L’alliance des États du Sahel à l’épreuve de sa faiblesse face au jinm

L’Alliance des États du Sahel en crise : quand le terrorisme dicte sa loi

Deux ans après son lancement sous les applaudissements et les promesses de souveraineté, l’Alliance des États du Sahel (AES) voit son image s’effriter. Derrière les discours enflammés des dirigeants de Bamako, Ouagadougou et Niamey, une réalité brutale s’impose : le Groupe de soutien à l’islam et aux musulmans (JNIM) reste la seule force organisée capable d’imposer sa volonté sur le terrain.

L’écart entre les ambitions affichées par les juntes et les résultats concrets est désormais flagrant. Le JNIM, avec une coordination redoutable, multiplie les attaques synchronisées sur plusieurs zones stratégiques, infligeant des défaites cuisantes aux armées nationales, pourtant mieux équipées. Malgré la fusion théorique des renseignements entre les pays de l’AES et leur alignement total sur Moscou, la situation sécuritaire continue de se dégrader.
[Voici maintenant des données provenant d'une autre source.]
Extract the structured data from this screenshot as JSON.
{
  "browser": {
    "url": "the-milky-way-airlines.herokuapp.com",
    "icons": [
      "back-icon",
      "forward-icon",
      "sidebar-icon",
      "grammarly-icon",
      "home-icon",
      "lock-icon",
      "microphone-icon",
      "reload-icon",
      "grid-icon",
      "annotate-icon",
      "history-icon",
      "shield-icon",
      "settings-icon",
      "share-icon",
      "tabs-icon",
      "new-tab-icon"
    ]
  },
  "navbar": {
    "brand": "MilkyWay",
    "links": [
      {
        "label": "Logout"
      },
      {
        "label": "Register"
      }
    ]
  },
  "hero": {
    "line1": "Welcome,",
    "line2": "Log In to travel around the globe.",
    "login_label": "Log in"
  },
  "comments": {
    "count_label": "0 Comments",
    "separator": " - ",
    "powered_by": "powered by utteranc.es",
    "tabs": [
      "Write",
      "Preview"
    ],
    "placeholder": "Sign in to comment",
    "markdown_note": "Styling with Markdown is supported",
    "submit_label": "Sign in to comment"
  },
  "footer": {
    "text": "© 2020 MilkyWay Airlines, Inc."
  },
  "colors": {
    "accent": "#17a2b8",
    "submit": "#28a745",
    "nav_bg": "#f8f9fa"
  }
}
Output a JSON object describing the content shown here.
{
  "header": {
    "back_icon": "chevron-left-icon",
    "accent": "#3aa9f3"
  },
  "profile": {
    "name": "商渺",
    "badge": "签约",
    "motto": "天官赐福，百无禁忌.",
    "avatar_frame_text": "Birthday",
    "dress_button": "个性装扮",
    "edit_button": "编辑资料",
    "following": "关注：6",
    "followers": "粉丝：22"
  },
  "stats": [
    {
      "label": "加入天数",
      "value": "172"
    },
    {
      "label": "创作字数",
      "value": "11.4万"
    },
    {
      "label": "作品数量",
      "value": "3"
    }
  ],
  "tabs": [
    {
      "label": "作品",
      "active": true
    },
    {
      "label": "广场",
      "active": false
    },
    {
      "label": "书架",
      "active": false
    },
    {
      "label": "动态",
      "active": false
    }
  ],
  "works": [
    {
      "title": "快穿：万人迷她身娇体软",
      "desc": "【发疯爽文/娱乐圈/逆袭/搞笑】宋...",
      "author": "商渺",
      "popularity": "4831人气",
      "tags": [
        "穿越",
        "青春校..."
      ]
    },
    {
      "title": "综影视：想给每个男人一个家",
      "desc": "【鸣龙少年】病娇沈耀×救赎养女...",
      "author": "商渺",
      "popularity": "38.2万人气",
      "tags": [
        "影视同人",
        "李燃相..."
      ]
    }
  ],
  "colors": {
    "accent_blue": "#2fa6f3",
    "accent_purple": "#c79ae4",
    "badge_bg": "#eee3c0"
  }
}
L’influence russe : une dépendance qui dépasse le militaire

Pour tenter de combler ce vide sécuritaire, les régimes militaires du Sahel ont choisi de s’appuyer sur la Russie. Mais cette alliance va bien au-delà du simple soutien logistique ou de la présence des mercenaires du groupe Africa Corps, nouveau visage des ex-forces Wagner. L’annonce récente de l’introduction de la langue russe dans les programmes scolaires burkinabè dès la prochaine rentrée scolaire marque un tournant bien plus profond.

Présentée comme un acte de libération culturelle, cette mesure s’inscrit en réalité dans une stratégie à long terme. En intégrant le russe dès l’école, le régime burkinabè prépare la jeunesse à une intégration plus poussée dans l’orbite de Moscou. À moyen terme, le risque est réel : ces jeunes, envoyés en Russie pour des études ou des formations, pourraient être exploités comme force de frappe dans des conflits étrangers, loin des enjeux sahéliens. La perspective de voir la jeunesse africaine transformée en « chair à canon » dans des guerres qui ne sont pas les siennes est une menace concrète.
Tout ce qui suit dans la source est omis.